A Pluggable Edge-Processing Pipeline for SysFlow
Abstract
SysFlow is a compact open data format that lifts the representation of system activities into a flow-centric, object-relational mapping. It records how applications interact with their environment and relates processes to file accesses, network activities, and runtime information. The telemetry format encodes single-event and volumetric flow representations, naturally linking these entities together to provide context for analytics and provenance. SysFlow drastically reduces endpoint event collection rates and lifts events into behaviors. This supports forensic applications and more comprehensive analysis approaches, such as cyber threat hunting, big data analytics, and visualization.
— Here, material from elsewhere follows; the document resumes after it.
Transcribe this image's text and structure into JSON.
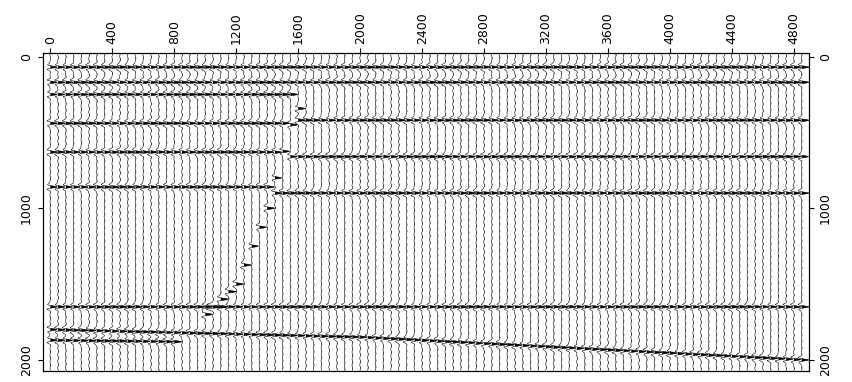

This talk will introduce a new stream processing and edge analytics pipeline for SysFlow. The pipeline is implemented as a multi-threaded, pluggable framework that enables custom analytics on SysFlow data streams. It supports enriching those streams with important information such as cluster meta-data, container configurations, and application logs. It also includes an extendable policy engine that can monitor and enforce reference policies on cloud workload and trigger remediations. We will describe the design and open-sourcing of the pipeline and demonstrate threat identification use cases that make use of runtime reference policies. We will also demonstrate the custom analytic capabilities of the pipeline by showing a graph-based streaming analytic that uses process graphlets to uncover security-relevant application behaviors for threat hunting, forensics, and context representation of security alerts.